Career highlights and awards
- Boston Red Sox Hall of Fame;

= Haywood Sullivan =

American baseball player, manager, and executive (1930–2003)

Haywood Cooper Sullivan (December 15, 1930 – February 12, 2003) was an American college and professional baseball player who was a catcher, manager, general manager and club owner in Major League Baseball. From May 23, 1978, through November 23, 1993, he was a general partner in the Boston Red Sox, where he parlayed a $200,000 investment into a cash out of at least $12 million. He was the father of Marc Sullivan.

==Early years==
Sullivan was born in Donalsonville, Georgia, and raised in Dothan, Alabama. He graduated from Dothan High School on May 27, 1949. He received an athletic scholarship to attend the University of Florida in Gainesville, Florida, where he was the starting quarterback for coach Bob Woodruff's Florida Gators football team in 1950 and 1951, and a standout catcher for coach Dave Fuller's Gators baseball team in 1951 and 1952.

In his two seasons as the Gators' quarterback, Sullivan threw for 2,016 yards in an era when the emphasis was on a running offense.

As a Gators baseball player, he was named to the All-Southeastern Conference (SEC) team in 1952.

He threw and batted right-handed, stood 6 ft 4 in tall and weighed 215 lb.

Sullivan signed a guaranteed $45,000 bonus contract with the Red Sox in 1952, a contract which would not have been available a year later under pending baseball rules changes, and thereby ended his college football and baseball career after his junior year. He was later inducted into the University of Florida Athletic Hall of Fame as a "Gator Great."

==MLB catcher and manager==
Sullivan's professional baseball playing career—derailed by military service, which caused him to miss the 1953 and 1954 seasons, and back surgery that cost him the entire 1958 campaign—was largely confined to the minor leagues for its first eight seasons.

After three short stays and only eight total games played for the Red Sox (in 1955, 1957 and 1959), Sullivan finally established himself in the big leagues in at age 29. He was the starting backstop for Boston's first three games, including the then-traditional "Presidential Opener" at Washington's Griffith Stadium. However, Sullivan injured his hand in the third game of the season and struggled offensively afterward, hitting only .135 through June 13 and 36 games played. That day, the Red Sox acquired catcher Russ Nixon from the Cleveland Indians, and from then through the end of the campaign, Sullivan played only sparingly. He ended the season as Boston's second-most-used catcher, behind Nixon, with 50 games and 342 1/3 innings caught. But he batted only .161 with four extra-base hits and was left exposed in the 1960 Major League Baseball expansion draft.
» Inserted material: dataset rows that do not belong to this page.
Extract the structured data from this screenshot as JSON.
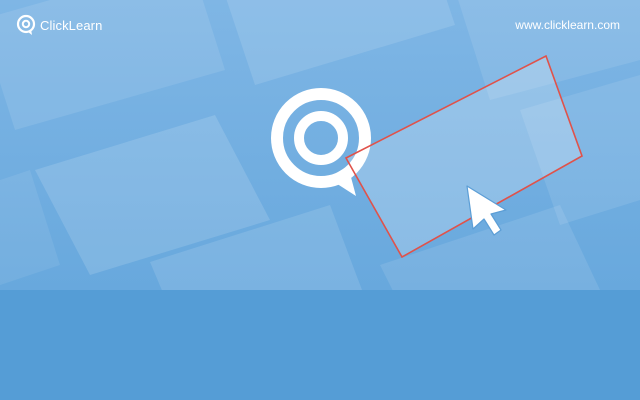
{
  "brand": {
    "name": "ClickLearn",
    "icon": "clicklearn-logo-icon"
  },
  "site_url": "www.clicklearn.com",
  "hero": {
    "logo_icon": "clicklearn-target-logo-icon",
    "cursor_icon": "mouse-pointer-icon",
    "selection_color": "#e0524a"
  },
  "colors": {
    "background_top": "#7fb4e3",
    "background_bottom": "#559dd6",
    "panel": "#8fbfe8",
    "accent": "#e0524a"
  }
}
The newly created edition of the Washington Senators franchise picked him up, then traded him to the Kansas City Athletics for pitcher Marty Kutyna on December 29, 1960.

Sullivan played for 2 1/2 seasons with the Athletics, and was the club's semi-regular catcher in 1961 and 1962, starting 78 and 80 games behind the plate. In a three-game span against his former team, the Red Sox, at Municipal Stadium from July 12–14, 1962, Sullivan had seven hits in 11 at bats, with two home runs, although Boston won all three games. For his MLB career, Sullivan batted .226 with 192 hits, 30 doubles and 13 home runs in 312 games over all or parts of seven seasons.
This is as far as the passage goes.